Good ideas don’t require force. That describes the Internet, mobile telephony and cryptocurrencies.
What is money? We all assume we know, because money is a commonplace feature of everyday life. Money is what we earn and exchange for goods and services. Everyone thinks the money they’re familiar with is the only possible system of money—until they run across an entirely different system of money.
Then they realize money is a social construct, a confluence of social consensus and political force– what we agree to use as money, and what our government mandates we use as money under threat of punishment.
We assume that our monetary system is much like a Law of Nature: since it’s ubiquitous, it must be the only possible system.
But there are no financial Laws of Nature for money.
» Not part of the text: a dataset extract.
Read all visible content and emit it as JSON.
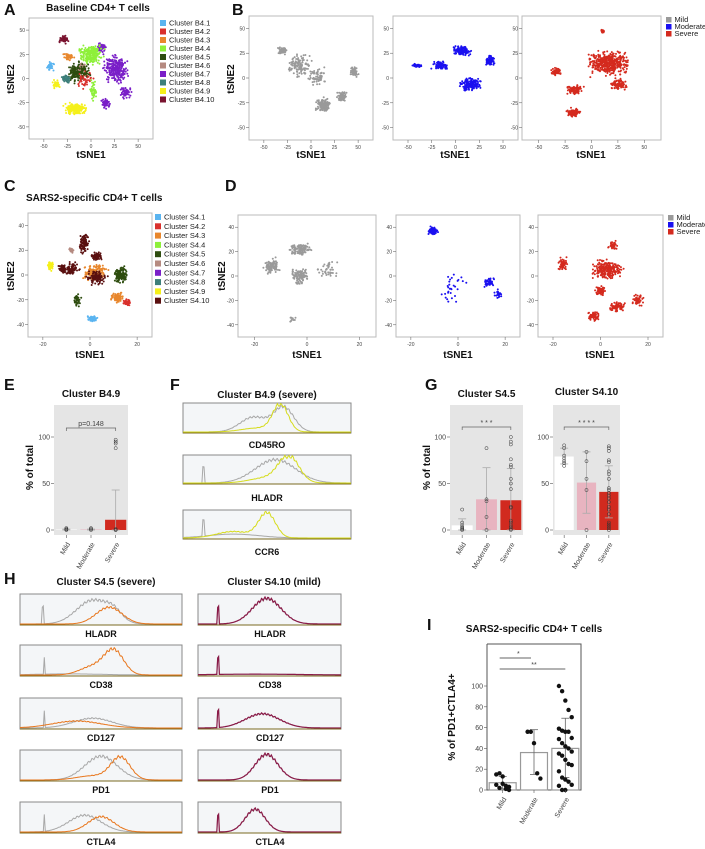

In the past, notched sticks served as money. In other non-Western cultures, giant stone disks (rai, a traditional form of money on the island of Yap) and even salt served as money.
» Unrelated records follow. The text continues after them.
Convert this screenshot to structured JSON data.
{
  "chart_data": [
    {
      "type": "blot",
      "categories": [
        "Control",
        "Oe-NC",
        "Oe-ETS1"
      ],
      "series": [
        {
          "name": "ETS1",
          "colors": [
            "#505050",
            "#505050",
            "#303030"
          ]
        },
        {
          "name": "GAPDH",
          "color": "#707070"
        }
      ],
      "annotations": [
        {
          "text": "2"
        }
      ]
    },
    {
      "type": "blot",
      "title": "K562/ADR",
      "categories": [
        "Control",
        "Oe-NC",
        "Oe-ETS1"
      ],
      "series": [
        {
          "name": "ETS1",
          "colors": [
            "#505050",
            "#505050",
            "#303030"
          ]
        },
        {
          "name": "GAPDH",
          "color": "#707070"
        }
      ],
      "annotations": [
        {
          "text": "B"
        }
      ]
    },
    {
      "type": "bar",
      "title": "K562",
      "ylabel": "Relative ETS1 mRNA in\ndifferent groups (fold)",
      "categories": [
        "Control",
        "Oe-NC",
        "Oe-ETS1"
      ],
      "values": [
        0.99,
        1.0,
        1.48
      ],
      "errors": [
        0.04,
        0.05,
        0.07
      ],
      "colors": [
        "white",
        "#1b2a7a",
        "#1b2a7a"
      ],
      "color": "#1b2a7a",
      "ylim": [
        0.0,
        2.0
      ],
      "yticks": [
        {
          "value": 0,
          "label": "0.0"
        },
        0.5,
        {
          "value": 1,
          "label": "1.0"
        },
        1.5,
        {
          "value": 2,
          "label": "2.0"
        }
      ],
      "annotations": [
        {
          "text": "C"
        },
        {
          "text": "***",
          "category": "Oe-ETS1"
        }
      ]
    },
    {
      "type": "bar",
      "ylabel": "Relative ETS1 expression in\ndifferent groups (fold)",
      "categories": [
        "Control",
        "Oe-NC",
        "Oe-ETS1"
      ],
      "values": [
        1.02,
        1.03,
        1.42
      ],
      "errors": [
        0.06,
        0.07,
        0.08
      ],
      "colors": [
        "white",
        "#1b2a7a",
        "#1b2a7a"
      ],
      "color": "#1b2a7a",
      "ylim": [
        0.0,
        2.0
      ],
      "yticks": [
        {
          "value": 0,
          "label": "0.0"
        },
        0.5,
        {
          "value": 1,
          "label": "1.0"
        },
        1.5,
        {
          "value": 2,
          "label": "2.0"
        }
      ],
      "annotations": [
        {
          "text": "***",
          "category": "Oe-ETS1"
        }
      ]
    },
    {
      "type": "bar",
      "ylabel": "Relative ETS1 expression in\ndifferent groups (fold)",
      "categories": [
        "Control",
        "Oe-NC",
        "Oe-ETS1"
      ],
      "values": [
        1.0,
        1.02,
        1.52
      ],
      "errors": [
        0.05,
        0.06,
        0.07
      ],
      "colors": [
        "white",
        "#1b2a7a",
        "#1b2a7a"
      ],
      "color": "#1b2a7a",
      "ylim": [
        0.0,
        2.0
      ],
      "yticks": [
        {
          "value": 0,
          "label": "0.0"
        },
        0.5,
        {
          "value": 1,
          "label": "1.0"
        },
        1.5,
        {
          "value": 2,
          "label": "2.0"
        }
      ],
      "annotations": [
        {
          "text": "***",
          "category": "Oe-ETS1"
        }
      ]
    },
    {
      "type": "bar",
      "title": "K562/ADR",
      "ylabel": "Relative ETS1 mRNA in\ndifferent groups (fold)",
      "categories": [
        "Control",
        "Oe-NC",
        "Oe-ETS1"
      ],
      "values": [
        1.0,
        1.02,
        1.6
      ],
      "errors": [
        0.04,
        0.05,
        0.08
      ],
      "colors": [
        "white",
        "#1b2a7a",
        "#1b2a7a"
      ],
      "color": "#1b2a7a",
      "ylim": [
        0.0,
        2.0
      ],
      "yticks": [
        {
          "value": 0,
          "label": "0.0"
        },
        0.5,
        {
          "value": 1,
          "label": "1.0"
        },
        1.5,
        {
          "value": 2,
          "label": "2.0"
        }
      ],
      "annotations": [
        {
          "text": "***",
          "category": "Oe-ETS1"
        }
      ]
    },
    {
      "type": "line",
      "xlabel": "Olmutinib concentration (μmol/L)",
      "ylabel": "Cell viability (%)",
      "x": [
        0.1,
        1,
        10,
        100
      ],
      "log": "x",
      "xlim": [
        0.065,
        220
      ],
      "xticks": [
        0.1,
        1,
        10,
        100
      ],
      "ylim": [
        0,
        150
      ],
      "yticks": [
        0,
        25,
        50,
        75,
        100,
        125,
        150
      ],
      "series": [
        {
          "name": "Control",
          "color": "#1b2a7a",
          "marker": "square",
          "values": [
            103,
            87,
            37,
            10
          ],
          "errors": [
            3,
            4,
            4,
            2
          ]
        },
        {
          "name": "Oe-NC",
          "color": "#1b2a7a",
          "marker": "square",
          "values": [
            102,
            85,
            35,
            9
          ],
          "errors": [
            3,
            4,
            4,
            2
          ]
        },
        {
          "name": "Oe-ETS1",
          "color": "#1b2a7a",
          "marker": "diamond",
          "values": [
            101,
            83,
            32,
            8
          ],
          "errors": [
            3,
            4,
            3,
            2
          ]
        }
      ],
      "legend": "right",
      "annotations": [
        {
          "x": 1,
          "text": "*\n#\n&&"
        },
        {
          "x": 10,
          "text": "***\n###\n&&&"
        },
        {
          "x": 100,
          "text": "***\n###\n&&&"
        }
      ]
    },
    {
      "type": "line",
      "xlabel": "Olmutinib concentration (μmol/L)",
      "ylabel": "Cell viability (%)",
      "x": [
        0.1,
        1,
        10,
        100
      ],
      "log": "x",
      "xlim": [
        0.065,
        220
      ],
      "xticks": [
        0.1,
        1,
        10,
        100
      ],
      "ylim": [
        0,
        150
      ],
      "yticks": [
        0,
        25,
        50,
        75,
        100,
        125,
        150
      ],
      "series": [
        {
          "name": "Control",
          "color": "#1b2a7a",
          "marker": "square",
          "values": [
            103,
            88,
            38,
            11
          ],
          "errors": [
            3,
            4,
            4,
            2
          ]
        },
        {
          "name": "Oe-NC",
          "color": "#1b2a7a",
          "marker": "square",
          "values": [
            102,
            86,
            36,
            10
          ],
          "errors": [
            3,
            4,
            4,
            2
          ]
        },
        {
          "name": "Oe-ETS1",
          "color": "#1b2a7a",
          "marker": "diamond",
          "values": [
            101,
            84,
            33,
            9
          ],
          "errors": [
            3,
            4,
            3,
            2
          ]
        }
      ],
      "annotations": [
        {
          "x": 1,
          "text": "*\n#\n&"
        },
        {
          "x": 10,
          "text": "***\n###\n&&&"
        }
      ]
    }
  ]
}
In our experience, 1) money is issued by a government or central bank (i.e. a currency), and each of these currencies is the sole form of legal money (legal tender) in the nation-state that issues the currency; 2) each of these currencies is available in physical coins and paper bills and digitally as entries in bank and credit card accounts; 3) our currency is borrowed into existence by the central bank or by fractional reserve lending in private banks, and 4) this currency meets all of the utility traditionally required of money:
1. It is divisible into smaller units, i.e. a dollar is divided into quarters, dimes, nickels and pennies, or it is a small unit (for example, the Japanese yen, which is roughly equivalent to a U.S. penny).
2. It is secure, i.e. everyone can’t just print or make their own in unlimited quantities.